Debbie's career as a clinical social worker includes staff positions in both outpatient and inpatient settings in the Boston area. A 1976 graduate of the University of Michigan, Debbie received her MSW in 1982 from Smith College School for Social Work. Her master's thesis explored the psychology of adolescent diary writing, and she has published and lectured on the subject, including at an international psychiatry conference in Paris.
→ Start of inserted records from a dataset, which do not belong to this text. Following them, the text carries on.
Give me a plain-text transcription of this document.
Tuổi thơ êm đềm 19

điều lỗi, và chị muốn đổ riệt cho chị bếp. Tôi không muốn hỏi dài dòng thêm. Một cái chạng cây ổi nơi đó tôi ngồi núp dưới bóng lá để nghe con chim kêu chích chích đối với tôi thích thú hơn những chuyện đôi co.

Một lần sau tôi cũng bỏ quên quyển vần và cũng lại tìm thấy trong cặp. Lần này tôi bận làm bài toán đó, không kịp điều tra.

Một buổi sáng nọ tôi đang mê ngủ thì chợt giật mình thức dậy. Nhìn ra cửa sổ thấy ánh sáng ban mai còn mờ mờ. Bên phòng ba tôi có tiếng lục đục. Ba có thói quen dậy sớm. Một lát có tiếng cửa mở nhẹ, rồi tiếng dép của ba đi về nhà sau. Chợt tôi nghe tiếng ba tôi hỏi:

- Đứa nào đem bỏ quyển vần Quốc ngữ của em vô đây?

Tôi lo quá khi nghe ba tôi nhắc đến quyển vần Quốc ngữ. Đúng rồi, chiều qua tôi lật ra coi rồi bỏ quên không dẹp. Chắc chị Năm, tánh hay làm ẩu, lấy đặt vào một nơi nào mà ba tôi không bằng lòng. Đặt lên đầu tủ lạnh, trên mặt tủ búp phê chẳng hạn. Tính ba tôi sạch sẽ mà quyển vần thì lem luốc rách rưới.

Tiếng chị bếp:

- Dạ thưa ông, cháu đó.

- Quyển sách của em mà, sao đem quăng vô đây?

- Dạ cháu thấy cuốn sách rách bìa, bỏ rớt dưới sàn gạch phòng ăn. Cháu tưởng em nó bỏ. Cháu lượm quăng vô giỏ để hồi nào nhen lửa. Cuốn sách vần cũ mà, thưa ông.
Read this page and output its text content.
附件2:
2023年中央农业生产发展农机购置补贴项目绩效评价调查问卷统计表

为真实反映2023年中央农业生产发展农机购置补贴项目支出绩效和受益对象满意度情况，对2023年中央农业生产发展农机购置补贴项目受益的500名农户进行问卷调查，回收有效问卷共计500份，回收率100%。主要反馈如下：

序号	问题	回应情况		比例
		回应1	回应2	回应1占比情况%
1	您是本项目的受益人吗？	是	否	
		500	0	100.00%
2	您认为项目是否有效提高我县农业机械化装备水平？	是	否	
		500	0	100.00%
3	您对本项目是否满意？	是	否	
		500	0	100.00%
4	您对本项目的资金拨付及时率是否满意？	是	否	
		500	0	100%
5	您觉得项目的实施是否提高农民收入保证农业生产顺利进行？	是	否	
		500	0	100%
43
Currently, she is a staff psychotherapist at Sameem Associates in Newton and has a private practice there. Debbie has served on the clinical faculties of the graduate social work programs at Boston College, Boston University, and Simmons College, and offers private clinical supervision to mental health professionals. Her expertise includes addictions, adolescent girls’ and women’s issues, trauma, family systems, and career transitions. Debbie is a certified laughter yoga leader and a longtime meditator. She volunteers with the Newton-Needham Child Assault Prevention Program.
Debbie is a lifelong choral singer who has performed with the New World Chorale, Tanglewood Festival Chorus, the Orpheus Singers, the Zamir Chorale of Boston, Chorus pro Musica, and the Master Singers, among many choral groups. She has had the pleasure of singing at Lincoln Center, the United Nations, Boston’s Symphony Hall, and on tour in Europe and Israel with Zamir. A devout Red Sox fan, Debbie lives with her cats, Sophia and Sascha, outside of Boston.